Come tutti i segni clinici, anche l’epistassi merita la giusta attenzione e bisogna escludere che non si tratti di un campanello di allarme per un problema più serio. Come sempre bisogna inquadrare il paziente in modo organico con una visita endoscopica attenta, valutando eventuali sintomi associati (ostruzione nasale, dolore facciale, tumefazione del viso, lacrimazione, cefalea, febbre ricorrente, calo e alterazione della vista), la storia clinica passata e le abitudini lavorative o voluttuarie.
Ci sono cause rare e bizzarre di epistassi come tumori benigni di origine vascolare (angiomi e angiofibromi), malattie rare come vasculiti o problematiche autoimmuni, tumori maligni del tratto naso-sinusale o lesioni autoinflitte da inalazione di sostanze vasoattive come per esempio la cocaina.
Alcune esposizioni lavorative, per esempio alla polvere del legno e del cuoio, alla formaldeide o al cromo esavalente, possono far sospettare un tumore maligno e in questi casi è necessario un approfondimento diagnostico con tecniche di imaging quali TAC e risonanza magnetica.

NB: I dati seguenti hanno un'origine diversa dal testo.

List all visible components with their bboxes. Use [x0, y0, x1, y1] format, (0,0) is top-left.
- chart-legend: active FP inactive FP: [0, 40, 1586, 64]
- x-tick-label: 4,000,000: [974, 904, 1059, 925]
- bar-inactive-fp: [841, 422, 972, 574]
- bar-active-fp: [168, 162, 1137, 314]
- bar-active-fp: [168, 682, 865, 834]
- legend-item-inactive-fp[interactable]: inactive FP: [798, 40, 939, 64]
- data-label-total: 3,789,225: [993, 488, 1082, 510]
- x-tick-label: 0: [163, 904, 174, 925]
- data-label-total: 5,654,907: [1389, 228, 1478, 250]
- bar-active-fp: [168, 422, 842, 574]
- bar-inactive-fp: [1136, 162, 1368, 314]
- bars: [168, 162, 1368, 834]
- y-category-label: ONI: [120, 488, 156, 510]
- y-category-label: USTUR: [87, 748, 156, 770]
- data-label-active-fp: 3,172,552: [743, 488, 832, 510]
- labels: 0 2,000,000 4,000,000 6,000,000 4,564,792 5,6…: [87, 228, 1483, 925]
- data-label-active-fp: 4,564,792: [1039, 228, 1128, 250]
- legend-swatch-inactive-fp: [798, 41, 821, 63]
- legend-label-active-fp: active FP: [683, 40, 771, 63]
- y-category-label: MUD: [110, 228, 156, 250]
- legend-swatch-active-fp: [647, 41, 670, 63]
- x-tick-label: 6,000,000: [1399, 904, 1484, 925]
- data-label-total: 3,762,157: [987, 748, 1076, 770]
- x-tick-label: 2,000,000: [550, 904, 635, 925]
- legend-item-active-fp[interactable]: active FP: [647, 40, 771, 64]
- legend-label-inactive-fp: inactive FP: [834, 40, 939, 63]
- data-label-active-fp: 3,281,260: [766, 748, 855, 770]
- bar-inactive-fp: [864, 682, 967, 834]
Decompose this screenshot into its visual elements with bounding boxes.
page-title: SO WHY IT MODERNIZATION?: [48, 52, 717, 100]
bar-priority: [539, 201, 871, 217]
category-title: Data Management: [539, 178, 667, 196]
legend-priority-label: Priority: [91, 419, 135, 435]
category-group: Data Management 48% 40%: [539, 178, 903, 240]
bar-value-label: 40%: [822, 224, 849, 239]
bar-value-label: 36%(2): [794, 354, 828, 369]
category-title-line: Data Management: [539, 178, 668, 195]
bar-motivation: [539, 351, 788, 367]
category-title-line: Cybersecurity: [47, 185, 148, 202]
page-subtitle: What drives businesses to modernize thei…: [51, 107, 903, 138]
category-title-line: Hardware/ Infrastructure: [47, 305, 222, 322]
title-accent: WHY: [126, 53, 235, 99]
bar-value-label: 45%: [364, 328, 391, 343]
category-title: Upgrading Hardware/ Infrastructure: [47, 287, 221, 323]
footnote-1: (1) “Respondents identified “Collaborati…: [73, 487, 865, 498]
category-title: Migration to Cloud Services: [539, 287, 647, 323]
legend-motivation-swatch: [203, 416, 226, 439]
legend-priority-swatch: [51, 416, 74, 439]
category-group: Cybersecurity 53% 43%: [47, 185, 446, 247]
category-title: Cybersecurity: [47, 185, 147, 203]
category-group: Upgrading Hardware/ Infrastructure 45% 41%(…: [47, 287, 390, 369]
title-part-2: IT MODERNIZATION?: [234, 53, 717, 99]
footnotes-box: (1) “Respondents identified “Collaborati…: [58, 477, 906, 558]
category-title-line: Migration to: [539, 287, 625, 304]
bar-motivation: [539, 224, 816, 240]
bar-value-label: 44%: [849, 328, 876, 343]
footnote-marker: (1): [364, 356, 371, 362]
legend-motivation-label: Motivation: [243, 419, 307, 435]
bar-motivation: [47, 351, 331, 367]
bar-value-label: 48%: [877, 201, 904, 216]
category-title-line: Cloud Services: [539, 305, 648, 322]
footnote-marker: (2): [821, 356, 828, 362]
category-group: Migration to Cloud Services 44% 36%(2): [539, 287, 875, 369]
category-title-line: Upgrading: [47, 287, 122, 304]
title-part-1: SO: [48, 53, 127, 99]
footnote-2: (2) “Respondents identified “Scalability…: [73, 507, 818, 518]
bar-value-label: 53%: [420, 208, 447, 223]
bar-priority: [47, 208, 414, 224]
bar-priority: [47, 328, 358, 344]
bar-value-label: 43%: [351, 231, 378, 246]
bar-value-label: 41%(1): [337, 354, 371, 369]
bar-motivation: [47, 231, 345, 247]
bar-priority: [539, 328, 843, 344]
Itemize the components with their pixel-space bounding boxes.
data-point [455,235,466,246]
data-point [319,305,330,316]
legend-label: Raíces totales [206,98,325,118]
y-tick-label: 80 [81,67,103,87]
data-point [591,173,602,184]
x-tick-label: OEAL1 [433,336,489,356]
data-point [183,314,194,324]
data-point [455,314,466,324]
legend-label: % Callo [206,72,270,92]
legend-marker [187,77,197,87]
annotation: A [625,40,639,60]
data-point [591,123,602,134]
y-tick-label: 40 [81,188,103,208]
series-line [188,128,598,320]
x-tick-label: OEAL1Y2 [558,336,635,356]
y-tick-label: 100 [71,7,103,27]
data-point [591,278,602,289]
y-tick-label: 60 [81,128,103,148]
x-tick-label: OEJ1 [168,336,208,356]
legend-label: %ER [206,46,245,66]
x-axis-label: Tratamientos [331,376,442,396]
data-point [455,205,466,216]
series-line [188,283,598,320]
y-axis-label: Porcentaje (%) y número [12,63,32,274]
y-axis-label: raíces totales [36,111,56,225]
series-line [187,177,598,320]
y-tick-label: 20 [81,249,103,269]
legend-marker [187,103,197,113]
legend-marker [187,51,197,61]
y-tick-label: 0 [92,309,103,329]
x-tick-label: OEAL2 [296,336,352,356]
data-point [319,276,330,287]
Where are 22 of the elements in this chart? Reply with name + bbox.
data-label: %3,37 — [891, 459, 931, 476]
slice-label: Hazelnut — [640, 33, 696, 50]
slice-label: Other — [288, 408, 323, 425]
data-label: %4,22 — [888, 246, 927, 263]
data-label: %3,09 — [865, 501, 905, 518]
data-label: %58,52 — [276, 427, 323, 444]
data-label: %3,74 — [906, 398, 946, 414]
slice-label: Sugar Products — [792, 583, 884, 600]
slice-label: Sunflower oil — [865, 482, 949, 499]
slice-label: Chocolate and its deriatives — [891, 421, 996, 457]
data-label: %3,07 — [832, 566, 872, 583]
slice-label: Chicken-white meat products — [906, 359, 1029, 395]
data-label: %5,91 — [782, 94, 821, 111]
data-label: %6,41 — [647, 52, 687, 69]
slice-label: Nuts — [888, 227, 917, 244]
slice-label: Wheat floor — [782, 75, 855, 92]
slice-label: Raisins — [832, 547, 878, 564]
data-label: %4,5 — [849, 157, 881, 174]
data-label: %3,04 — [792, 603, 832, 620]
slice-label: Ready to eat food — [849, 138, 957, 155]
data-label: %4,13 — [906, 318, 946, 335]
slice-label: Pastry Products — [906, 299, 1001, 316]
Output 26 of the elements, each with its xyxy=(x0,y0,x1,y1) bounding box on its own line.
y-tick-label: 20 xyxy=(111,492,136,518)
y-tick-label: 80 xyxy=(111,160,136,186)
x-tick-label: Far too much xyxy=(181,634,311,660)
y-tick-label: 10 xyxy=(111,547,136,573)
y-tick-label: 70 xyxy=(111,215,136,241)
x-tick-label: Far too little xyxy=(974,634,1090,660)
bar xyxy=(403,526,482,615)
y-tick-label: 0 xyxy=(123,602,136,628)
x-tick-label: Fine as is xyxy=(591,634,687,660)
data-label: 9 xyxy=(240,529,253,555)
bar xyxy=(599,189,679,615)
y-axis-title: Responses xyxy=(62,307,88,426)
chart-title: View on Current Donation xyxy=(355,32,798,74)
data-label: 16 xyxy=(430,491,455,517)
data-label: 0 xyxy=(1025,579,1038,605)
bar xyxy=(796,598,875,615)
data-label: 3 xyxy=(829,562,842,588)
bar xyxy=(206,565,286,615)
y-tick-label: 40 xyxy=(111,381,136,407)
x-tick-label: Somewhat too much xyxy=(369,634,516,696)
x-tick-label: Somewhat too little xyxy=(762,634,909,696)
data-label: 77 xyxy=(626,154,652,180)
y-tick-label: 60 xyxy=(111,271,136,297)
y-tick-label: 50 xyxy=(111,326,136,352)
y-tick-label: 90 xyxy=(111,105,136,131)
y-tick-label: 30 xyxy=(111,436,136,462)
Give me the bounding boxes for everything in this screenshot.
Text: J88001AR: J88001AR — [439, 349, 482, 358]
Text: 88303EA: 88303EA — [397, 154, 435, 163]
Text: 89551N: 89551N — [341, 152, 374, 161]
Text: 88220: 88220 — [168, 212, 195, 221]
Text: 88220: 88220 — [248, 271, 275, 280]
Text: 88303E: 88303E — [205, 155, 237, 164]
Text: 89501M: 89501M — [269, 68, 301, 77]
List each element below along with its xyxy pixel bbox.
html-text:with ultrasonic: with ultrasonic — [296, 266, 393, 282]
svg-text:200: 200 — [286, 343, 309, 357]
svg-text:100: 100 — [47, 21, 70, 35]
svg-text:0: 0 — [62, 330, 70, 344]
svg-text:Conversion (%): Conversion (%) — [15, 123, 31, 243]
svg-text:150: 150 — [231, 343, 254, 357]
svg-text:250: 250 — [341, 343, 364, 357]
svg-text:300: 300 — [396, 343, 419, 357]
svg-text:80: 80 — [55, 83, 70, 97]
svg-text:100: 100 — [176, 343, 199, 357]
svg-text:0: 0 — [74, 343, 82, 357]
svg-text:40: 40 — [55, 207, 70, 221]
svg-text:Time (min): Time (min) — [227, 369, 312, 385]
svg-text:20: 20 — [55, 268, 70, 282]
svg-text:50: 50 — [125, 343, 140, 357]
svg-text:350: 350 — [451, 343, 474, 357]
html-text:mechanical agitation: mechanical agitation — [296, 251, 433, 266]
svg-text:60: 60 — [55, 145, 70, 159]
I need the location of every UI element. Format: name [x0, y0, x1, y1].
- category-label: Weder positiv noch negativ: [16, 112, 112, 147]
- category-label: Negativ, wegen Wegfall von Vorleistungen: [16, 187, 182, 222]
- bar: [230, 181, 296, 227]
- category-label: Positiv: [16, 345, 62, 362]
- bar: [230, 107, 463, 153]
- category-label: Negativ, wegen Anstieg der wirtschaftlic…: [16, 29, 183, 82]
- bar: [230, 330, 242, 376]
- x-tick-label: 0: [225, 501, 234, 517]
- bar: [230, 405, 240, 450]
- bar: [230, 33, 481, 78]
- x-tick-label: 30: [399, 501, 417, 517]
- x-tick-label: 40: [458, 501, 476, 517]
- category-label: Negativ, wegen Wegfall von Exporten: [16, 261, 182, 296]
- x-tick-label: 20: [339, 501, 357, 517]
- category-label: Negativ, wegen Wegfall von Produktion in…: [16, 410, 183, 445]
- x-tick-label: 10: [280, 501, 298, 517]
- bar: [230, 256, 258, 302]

L’ammissione da parte del paziente di uso frequente di sostanze vasoattive come per esempio la cocaina possono giustificare importanti lesioni destruenti e infezioni delle cavità nasali correlate a dolore intenso e sanguinamenti ricorrenti. La sospensione immediata di tale abitudine è la condizione necessaria per consentire la guarigione spontanea di queste lesioni. La distruzione e perforazione del setto nasale, molto comune in questi pazienti, può causare una deformazione estetica del profilo, spesso irreversibile e correggibile solo con delicati interventi di chirurgia ricostruttiva.
Un’altra rara condizione che si può riscontrare è la presenza di ulcere interne ricorrenti facilmente confondibili con lesioni tumorali. Tali condizioni cliniche sono note come vasculiti (per esempo: la granulomatosi di Wegener, la sindrome di Churg-Srtrauss, il morbo di Crohn, la malattia di Rendu-Osler) e spesso solo una biopsia della lesione orienta lo specialista verso queste rare patologie autoimmuni. La manifestazione nasale è solo la minima parte di un quadro clinico molto più complesso e sistemico che può interessare diversi organi e distretti del paziente. Per questo motivo, il trattamento coinvolge anche altre figure professionali come nefrologi, immunologi e gastroenterologi, con assunzione di terapie immunosoppressive o immunomodulanti per la gestione cronica dei sintomi.
Concludendo, è corretto non allarmarsi troppo se esce sangue dal naso ed è utile conoscere i primi rudimenti per essere in grado di gestire autonomamente la situazione nell’immediato, consci però del fatto che può trattarsi di un campanello d’allarme e che può richiedere, soprattutto se ricorrente o associato ad altri sintomi, una valutazione specialistica per il corretto inquadramento.